Dutrieu learned to fly using a Santos-Dumont Demoiselle monoplane in early 1910. On 19 April 1910 she reputedly became the first female pilot to fly with a passenger. On 25 November 1910 Dutrieu became the fourth woman in the world, and the first Belgian woman, licensed as an aeroplane pilot, receiving Aéro-Club de Belgique (Aero Club of Belgium) licence #27. Her appearances at air shows earned her the nickname the "Girl Hawk". There was a minor scandal early in her aviation career when it was revealed to the press that she did not wear a corset while flying.

She was also style-conscious, wearing the first known high fashion pilot suit, designed by the Paris couturier Bernard et Cie. In September 1910 Dutrieu flew non-stop from Ostend to Bruges, Belgium. From 26 September to 1 October she flew, frequently carrying passengers, at the aviation week in Burton-upon-Trent, England. She was the first woman pilot to stay airborne for more than an hour and on 21 December 1910 she became the first winner of the Coupe Femina (Femina Cup) for a non-stop flight of 167km in 2 hours 35 minutes. In 1911 she regained the Coupe Femina temporarily with a flight of 254km in 2 hours 58 minutes but that year's cup was eventually won by Marie Marvingt. Dutrieu was a member of the Aéroclub féminin la Stella, a women's flying club set up by Marie Surcouf in 1909. In September 1911 Dutrieu travelled to the United States with her Farman III biplane. She competed for the women's altitude record and the Rodman-Wanamaker trophy, subsequently won by Matilde Moisant, at the Nassau Boulevard airfield meeting in Garden City, New York. In the same year Dutrieu beat 14 male pilots to win the Coppa del Re (King's Cup) in Florence, Italy. In 1912 she became the first woman to pilot a seaplane. Later the same year she won a prize in competition against four other seaplane pilots, including Réne Caudron, at Ouchy-Lausanne, Switzerland. In 1913 Dutrieu became the first woman aviator awarded membership of the Légion d'honneur (French Legion of Honour). She was also award of the Order of Leopold (Belgium).
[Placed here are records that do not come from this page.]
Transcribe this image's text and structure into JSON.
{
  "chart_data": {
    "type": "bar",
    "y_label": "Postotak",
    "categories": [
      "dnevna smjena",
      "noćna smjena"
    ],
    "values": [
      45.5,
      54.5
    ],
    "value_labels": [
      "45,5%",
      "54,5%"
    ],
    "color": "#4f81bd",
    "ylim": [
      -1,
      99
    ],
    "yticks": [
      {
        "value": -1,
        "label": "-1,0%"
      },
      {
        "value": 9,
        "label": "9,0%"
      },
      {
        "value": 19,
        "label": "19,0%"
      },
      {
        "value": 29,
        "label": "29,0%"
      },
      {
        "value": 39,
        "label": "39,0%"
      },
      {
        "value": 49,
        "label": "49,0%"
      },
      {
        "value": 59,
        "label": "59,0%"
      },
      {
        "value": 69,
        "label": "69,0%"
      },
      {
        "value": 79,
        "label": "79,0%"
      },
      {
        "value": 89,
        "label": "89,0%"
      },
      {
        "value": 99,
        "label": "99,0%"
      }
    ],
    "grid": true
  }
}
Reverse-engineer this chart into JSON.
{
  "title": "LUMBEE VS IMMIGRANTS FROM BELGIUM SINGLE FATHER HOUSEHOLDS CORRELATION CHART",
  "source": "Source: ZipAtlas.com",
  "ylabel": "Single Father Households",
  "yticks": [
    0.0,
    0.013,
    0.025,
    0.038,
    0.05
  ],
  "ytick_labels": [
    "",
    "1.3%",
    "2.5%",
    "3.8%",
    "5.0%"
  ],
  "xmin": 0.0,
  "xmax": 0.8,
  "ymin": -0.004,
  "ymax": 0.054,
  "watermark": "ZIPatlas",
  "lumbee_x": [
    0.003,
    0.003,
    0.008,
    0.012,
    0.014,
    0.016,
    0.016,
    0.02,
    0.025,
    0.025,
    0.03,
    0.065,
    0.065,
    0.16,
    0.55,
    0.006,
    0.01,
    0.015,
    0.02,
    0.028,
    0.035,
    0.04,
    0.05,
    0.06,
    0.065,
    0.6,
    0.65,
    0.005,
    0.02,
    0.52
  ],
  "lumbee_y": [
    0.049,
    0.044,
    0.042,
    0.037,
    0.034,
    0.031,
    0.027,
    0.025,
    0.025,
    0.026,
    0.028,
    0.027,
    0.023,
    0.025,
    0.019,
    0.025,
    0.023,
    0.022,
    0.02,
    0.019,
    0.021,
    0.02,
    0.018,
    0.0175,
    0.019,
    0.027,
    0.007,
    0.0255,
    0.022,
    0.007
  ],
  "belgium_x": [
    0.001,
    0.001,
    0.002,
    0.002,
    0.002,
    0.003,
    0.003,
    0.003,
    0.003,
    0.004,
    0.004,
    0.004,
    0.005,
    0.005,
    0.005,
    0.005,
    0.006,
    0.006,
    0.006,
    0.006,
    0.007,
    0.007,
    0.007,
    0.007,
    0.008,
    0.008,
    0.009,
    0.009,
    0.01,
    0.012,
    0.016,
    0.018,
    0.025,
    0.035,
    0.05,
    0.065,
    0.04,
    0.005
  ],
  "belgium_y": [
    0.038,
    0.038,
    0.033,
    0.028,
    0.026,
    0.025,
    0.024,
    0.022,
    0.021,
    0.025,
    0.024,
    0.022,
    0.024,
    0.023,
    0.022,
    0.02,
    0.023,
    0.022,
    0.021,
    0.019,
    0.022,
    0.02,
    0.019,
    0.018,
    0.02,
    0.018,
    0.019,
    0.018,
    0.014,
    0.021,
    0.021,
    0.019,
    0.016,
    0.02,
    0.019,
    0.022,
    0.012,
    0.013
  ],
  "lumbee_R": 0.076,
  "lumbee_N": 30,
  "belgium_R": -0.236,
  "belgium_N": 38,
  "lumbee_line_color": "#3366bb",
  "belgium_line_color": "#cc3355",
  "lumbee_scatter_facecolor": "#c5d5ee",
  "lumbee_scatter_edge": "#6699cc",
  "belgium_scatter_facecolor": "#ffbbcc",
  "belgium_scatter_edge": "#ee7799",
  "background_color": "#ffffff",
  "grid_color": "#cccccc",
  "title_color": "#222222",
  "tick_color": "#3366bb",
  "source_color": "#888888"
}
===World War I and afterward===
During World War I Dutrieu became an ambulance driver. Général Février put her in charge of the ambulances at Messimi Hospital. She later became the director of Campagne à Val-de Grâce military hospital. After the war she became a journalist. In 1922 she married Pierre Mortier and took French nationality. She later became vice president of the women's section of the Aéro-Club de France (Aero Club of France). In 1956 she created the Coupe Hélène Dutrieu-Mortier (Hélène Dutrieu-Mortier Cup) with a prize of 200,000 francs for the French or Belgian female pilot who made the longest non-stop flight each year.

===Death===
Hélène Dutrieu died in Paris, France, on 26 June 1961, at the age of 83.

==Awards==
- 21 December 1910, won the Aéro-Club de France's (Aero Club of France) Coupe Femina (Femina Cup).
- 1913, named a member of the légion d'honneur (French Legion of Honour).
- Order of Leopold (Belgium).

== Tributes ==
Her memory is celebrated through various tributes :
- 2006, a patera on Mars was named after her.
- 2011, her memory was honored with a Belgian euro commemorative coin.
- 2022, a giant effigy of her was created by Dorian Demarcq for the Maison de la Marionnette (Puppet House) in Tournai.

- 2024, a street in Brussels was named after her.